Alerta: a matéria a seguir contém descrição de crime fútil, com requintes de crueldade.

O corpo do ativista gay, que atuava como agente socioeducativo, Gabriel Taciano, foi encontrado na praia de Jacarapé, em João Pessoa (Paraíba), no domingo (17), Dia Mundial do Combate a LGBTfobia. 

Gabriel Taciano/ Foto, Reprodução

Gabriel estava desde 16 de maio desaparecido. A perícia confirmou a presença de lesões contundentes no corpo, encontrado sem roupa e com sinais de tortura. 

De acordo com informações do G1, foi preso um suspeito de 23 anos, que estava em uma casa no bairro do Cristo, onde foi encontrada a motocicleta de Gabriel.
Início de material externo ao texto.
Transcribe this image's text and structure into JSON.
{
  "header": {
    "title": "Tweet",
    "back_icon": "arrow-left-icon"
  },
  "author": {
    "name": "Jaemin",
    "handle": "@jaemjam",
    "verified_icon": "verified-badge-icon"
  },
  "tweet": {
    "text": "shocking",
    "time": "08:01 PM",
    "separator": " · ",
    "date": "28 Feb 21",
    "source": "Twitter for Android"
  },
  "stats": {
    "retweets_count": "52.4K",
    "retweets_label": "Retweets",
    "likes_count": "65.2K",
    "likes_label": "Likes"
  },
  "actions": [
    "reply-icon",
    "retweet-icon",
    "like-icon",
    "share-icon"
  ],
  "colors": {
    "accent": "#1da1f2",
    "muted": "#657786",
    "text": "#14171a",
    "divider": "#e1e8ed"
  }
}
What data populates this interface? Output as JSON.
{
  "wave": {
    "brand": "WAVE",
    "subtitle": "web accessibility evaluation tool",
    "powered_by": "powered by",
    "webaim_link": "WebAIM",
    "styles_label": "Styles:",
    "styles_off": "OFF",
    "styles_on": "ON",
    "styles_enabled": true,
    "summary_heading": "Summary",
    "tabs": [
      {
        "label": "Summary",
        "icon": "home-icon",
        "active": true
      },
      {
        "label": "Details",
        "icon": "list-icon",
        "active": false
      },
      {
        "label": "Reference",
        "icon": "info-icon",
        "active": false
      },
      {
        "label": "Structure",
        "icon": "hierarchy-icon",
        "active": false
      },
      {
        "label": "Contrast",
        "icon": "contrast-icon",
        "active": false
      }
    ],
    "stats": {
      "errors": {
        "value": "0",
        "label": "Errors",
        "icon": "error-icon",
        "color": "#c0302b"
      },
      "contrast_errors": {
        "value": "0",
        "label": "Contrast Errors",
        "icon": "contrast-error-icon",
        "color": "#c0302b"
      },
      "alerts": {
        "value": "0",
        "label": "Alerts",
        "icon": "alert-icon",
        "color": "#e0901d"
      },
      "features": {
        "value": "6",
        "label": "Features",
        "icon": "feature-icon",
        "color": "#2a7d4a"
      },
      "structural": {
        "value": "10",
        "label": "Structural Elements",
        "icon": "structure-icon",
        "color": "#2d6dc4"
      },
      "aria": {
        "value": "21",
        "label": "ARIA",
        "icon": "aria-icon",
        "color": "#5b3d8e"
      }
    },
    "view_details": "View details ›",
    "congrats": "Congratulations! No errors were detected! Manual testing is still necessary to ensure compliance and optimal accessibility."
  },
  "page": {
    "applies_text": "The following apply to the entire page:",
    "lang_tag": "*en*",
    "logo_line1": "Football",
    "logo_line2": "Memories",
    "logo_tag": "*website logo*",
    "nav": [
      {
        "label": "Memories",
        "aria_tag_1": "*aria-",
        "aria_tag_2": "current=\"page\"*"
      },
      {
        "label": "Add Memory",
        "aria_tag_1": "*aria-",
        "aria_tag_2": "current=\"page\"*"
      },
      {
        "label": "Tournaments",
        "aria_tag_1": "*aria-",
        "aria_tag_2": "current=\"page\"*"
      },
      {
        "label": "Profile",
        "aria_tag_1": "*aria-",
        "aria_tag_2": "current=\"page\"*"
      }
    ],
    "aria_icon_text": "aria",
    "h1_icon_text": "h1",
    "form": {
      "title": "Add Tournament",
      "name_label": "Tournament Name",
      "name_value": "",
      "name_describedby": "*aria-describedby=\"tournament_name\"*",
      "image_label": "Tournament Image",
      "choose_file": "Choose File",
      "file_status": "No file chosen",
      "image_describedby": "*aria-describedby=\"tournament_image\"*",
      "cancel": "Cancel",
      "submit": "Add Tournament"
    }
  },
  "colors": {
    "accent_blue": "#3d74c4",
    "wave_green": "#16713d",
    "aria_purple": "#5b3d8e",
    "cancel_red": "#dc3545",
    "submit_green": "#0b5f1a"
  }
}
De com o delegado Carlos Othon, da Delegacia de Homicídios da capital paraibana, o suspeito confessou o crime e alegou que a motivação foi uma dívida de R$ 500. Ele foi preso por crime de homicídio triplamente qualificado, com motivo fútil, sem defesa da vítima e requintes de crueldade.
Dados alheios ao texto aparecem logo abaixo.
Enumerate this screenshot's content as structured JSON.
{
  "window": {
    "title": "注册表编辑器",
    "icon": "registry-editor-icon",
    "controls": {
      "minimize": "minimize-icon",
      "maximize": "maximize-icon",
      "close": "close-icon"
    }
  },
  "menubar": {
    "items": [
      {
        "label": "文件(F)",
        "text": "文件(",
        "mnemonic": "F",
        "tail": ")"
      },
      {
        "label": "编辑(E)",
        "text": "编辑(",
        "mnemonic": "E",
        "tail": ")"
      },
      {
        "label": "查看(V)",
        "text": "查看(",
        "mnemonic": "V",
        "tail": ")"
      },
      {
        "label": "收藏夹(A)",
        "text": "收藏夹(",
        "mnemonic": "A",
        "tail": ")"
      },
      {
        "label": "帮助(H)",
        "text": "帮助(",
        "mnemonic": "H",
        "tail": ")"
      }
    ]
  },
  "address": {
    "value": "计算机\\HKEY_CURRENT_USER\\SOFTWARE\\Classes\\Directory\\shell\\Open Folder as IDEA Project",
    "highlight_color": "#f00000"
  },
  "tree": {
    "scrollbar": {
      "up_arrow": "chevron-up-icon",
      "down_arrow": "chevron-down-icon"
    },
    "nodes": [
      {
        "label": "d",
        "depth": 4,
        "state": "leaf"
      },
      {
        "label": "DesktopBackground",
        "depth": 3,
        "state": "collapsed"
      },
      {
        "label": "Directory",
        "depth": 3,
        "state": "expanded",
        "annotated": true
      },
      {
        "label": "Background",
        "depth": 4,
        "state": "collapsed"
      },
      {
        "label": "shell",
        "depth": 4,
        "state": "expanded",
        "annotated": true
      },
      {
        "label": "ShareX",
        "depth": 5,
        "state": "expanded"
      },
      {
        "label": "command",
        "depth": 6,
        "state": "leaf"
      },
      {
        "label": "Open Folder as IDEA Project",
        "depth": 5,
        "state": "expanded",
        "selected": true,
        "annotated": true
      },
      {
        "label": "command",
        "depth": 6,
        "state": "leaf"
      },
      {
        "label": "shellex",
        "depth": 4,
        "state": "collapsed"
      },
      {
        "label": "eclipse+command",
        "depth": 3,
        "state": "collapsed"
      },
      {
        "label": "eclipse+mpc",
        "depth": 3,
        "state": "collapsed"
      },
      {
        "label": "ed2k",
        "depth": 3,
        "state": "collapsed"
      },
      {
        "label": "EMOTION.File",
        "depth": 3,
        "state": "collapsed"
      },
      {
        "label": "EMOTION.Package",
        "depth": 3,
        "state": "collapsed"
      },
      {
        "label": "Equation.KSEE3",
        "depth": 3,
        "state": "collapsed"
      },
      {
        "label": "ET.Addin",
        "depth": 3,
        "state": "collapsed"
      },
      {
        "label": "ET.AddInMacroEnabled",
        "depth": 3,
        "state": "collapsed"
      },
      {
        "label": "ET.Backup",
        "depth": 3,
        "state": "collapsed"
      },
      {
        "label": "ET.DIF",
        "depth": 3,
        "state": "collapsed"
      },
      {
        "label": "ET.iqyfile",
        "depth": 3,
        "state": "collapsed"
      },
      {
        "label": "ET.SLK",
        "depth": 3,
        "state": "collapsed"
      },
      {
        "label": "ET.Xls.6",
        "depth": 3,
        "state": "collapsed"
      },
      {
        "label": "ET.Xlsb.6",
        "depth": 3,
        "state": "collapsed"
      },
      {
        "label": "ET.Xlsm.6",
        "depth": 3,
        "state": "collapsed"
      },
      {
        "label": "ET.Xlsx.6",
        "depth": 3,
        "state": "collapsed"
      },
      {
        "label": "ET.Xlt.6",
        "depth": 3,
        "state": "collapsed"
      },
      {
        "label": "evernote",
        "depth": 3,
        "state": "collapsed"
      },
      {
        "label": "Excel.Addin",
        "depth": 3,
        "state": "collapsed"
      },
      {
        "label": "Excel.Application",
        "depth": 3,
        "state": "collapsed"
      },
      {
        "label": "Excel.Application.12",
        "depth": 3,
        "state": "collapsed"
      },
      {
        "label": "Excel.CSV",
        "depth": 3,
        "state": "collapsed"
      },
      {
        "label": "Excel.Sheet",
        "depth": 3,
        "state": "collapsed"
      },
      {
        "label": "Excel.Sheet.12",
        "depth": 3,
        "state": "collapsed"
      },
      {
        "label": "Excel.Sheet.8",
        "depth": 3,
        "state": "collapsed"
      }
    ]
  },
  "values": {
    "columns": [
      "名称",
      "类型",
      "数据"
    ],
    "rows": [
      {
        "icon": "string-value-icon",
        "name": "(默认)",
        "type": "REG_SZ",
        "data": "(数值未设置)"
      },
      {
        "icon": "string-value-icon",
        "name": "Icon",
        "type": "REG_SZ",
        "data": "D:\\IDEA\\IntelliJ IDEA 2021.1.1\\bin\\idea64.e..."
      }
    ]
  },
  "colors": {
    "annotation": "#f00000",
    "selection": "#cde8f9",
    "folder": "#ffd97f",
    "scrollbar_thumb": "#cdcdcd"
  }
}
De acordo com o depoimento à Polícia Civil, o suspeito mantinha um relacionamento com Gabriel. “Ele [suspeito] explicou que os dois combinaram de se encontrar na praia de Jacarapé. Quando chegaram ao local, passaram a discutir por conta da dívida”, afirma Othon.

O acusado ainda admitiu que passou a agredir a vítima com golpes de madeira e tentativa de asfixiamento. Em seguida, jogou a vítima, ainda com vida, do alto de uma falésia da praia.

Em nota, o Partido dos Trabalhadores (PT), do qual Gabriel era filiado, informa que: “Gabriel era militante do Partido dos Trabalhadores e das mais diversas lutas sociais e populares de nosso Estado. Era um grande guerreiro da causa LGBTQI+ e um incansável defensor dos direitos humanos”.